Tuesday 29 March 2011

In search of ISAAC GULLIVER legendary Dorset smuggler

 
WIMBORNE MINSTER has a fantastic independent bookshop that trades under the name of GULLIVERS.

It was this treasure of a shop and the mystery of its name that led me to research this book. I soon found that Smugglers wrote little down - well I guess they wouldn't would they - and I had eighteen months of travel and research throughout libraries, museums, private archives, churchyards and near forotten memories, ahead of me. It was a journey into the past, which blew some legends, put flesh on the bones of others and uncovered the remarkable life of one of Wimborne's most mysterious residents. 

I found that whereas there may be some truth in the legend of Robin Hood, that here in Dorset was a man who brought bread to the mouths of the starving peasants. His trade was not legal but it kept communities alive. And the letters uncovered by The Revenue show a grudging admiration for a man they describe as 'a most notorious smuggler' in one breath and 'A man of great speculative genius.' in another.

From the latter half of the eighteenth century, until the year of his death in 1822, Isaac Gulliver rose to become the most notorious and successful smuggler on the south coast of England.
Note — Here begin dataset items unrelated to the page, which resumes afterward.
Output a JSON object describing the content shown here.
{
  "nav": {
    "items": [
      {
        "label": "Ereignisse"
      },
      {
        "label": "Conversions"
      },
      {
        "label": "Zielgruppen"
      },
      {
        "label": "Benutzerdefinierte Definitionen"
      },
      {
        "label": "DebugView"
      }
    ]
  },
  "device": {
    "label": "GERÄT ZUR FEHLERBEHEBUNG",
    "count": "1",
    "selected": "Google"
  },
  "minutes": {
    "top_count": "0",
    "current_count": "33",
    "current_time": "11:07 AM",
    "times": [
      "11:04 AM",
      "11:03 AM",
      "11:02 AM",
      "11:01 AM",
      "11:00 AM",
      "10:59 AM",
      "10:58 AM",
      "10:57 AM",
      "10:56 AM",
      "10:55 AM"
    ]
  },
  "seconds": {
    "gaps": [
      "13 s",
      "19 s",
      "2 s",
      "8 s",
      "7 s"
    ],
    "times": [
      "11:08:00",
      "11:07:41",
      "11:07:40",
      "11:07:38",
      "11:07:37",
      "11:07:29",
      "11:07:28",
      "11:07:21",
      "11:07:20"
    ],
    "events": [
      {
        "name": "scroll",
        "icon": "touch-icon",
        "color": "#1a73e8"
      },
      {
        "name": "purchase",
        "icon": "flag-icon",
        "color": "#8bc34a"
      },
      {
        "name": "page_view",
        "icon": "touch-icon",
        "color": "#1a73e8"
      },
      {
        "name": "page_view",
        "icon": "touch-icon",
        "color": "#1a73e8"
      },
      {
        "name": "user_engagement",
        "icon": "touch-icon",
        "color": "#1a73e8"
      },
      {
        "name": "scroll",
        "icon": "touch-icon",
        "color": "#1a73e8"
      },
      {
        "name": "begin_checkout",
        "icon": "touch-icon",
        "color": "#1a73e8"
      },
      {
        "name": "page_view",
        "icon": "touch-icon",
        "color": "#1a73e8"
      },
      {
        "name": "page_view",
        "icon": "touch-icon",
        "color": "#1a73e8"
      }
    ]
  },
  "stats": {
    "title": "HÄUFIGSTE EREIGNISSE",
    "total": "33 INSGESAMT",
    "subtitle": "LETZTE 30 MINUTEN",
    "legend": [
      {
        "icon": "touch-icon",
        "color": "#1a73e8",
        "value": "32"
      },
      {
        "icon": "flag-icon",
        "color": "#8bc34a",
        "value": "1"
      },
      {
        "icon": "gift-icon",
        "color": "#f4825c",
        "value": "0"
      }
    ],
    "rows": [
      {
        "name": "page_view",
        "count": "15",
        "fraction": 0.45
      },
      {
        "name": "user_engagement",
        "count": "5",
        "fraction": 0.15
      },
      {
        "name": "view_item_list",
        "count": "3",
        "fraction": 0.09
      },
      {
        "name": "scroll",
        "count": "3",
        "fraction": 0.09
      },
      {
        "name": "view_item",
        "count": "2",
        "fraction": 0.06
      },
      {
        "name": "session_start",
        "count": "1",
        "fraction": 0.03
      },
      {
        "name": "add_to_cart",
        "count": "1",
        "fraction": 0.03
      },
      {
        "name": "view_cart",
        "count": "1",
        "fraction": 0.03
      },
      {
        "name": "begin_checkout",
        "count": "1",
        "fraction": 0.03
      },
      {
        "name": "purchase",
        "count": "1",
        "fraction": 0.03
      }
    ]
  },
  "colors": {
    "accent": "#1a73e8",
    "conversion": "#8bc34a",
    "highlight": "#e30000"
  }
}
A figure of legend and mystery and a hero of romance, Gulliver and his army of moonrakers harried the Kings preventative officers along the coast of Hampshire and Dorset, from Christchurch in the east to Lyme Regis in the west.
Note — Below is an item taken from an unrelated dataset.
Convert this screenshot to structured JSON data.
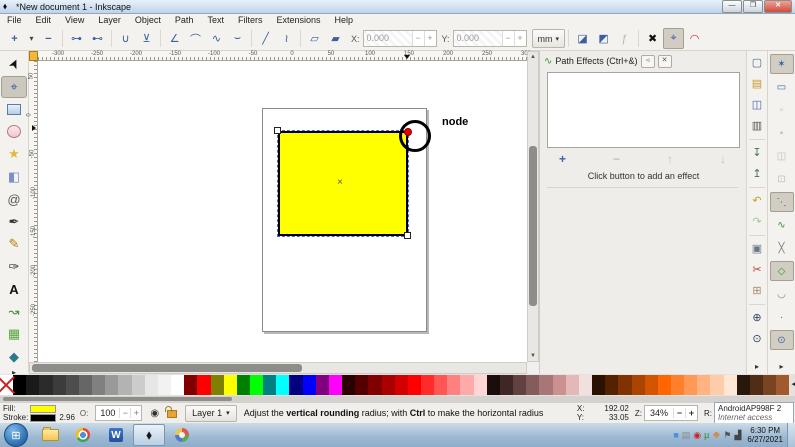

The smuggling of goods from across the channel was at its peak in this period, and Dorsets coastline, with its wooded creeks around the Bournemouth area and wide sweeps of deserted shingle and sand further west, made it ideal for clandestine moonlit landings. Behind the beachheads, running for many miles inland, the broad wild sweep of Dorset heath-land - some of which is still visible today - was the smugglers route to the towns, hamlets, farms and coach houses within.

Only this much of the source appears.